Une amie m’a assuré qu’elle ne se marierait qu’avec un Shanghaien. Elle prend son père comme exemple, et lui voit toutes les qualités requises. L’accusation de féminité, elle l’évacue d’un geste de la main : « Mon père est très viril et n’a pas besoin d’être un macho pour le prouver. »

Au moment où j’écris ces lignes, deux de mes étudiants passent devant le café sans me voir. Le garçon porte un sac en skaï et la fille traîne un peu les pieds. Elle a l’air fatigué et elle se plaint. Le garçon lui dit quelque chose qui la fait sourire. Quand ils passent à ma hauteur, mon étudiant continue de parler, et mon étudiante, un sourire las aux lèvres, regarde son petit copain avec des yeux remplis d’amour. 

Dans les récits de voyages d’Auguste Haussmann (1843-1845) ou d’A. Raquez (1900), et les chroniques tenues par les rares Français qui font paraître « L’écho de Chine », la ville chinoise de Shanghai est invariablement décrite comme puante et sale. Cela continuera jusqu’à Albert Londres qui proposera de faire fortune en vendant des pinces à linge à l’entrée. Les Occidentaux s’installent non loin avec leurs propres étrangers. Les Anglais ont leurs Sikhs, les Français leurs Annamites. Les Chinois ne sont pas admis dans les concessions étrangères, jusqu'à la révoltes des Taiping qui fait refluer des centaines et des milliers de Chinois qui cherchent refuge dans ces îlots européens surprotégés.
Commencent alors la grande ambigüité, qui ne cessera plus, entre étrangers et Chinois. Shanghai va protéger des Chinois tout en les méprisant, les étrangers vont épauler le gouvernement chinois dans sa lutte contre les Taiping mais en restant plus ou moins ennemis. Shanghai va développer l'économie de la région tout en gardant une mauvaise réputation aux yeux des locaux.
Même acceptés dans les concessions étrangères, les Chinois - même riches - sont exclus de nombreux lieux publics et de lieux de loisirs. Les récits parlent parfois des Chinois de Shanghai avec mépris. Des poèmes s’en moquent même avec racisme et une lourdeur rare. On y lit aussi le récit d'émeutes assez violentes : en 1898, les Chinois qui de la concession français avaient fait un cimetière d'un terrain vague. Quand les promoteurs ont voulu construire, les révoltes durèrent plusieurs jours, il y eu des morts.

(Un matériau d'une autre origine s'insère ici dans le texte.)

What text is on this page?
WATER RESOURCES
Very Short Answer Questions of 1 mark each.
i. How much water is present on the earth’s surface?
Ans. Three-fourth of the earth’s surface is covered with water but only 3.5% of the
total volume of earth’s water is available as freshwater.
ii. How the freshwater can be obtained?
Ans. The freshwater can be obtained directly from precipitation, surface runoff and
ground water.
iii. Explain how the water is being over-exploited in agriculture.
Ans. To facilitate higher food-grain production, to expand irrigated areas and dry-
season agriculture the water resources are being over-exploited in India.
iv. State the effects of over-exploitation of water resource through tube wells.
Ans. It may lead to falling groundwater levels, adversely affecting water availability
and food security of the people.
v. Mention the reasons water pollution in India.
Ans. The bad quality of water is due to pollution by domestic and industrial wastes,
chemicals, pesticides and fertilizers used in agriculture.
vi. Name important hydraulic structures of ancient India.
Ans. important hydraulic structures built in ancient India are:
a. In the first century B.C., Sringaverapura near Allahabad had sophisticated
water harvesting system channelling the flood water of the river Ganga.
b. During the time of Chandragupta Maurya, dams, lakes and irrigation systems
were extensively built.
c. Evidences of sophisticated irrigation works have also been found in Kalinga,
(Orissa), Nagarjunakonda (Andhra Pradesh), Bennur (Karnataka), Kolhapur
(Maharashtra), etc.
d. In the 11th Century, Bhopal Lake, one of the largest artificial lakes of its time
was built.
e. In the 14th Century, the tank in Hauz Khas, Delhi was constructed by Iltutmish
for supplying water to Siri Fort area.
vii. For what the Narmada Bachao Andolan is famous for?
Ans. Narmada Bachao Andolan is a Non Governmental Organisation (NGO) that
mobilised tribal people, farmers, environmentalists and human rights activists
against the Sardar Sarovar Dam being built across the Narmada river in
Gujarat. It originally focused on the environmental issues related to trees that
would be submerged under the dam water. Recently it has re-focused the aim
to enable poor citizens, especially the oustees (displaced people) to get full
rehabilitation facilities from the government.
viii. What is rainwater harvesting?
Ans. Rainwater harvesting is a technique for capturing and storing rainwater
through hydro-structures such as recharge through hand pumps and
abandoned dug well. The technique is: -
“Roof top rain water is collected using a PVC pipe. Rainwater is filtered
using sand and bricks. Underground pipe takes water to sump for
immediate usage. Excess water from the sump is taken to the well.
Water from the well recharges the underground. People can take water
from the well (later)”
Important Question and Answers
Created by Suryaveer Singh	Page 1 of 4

La ville européenne n’inspire pas beaucoup plus les plumes de la belle époque. Segalen écrit à sa femme combien il déteste la ville. L’église Xu Jia Hui, et tout le quartier, tout cela le dégoûte. De nombreux esthètes actuels persistent dans ce sentiment : Shanghai, ce n’est pas la Chine éternelle.

Bref, Shanghai coloniale est loin d’être glamour.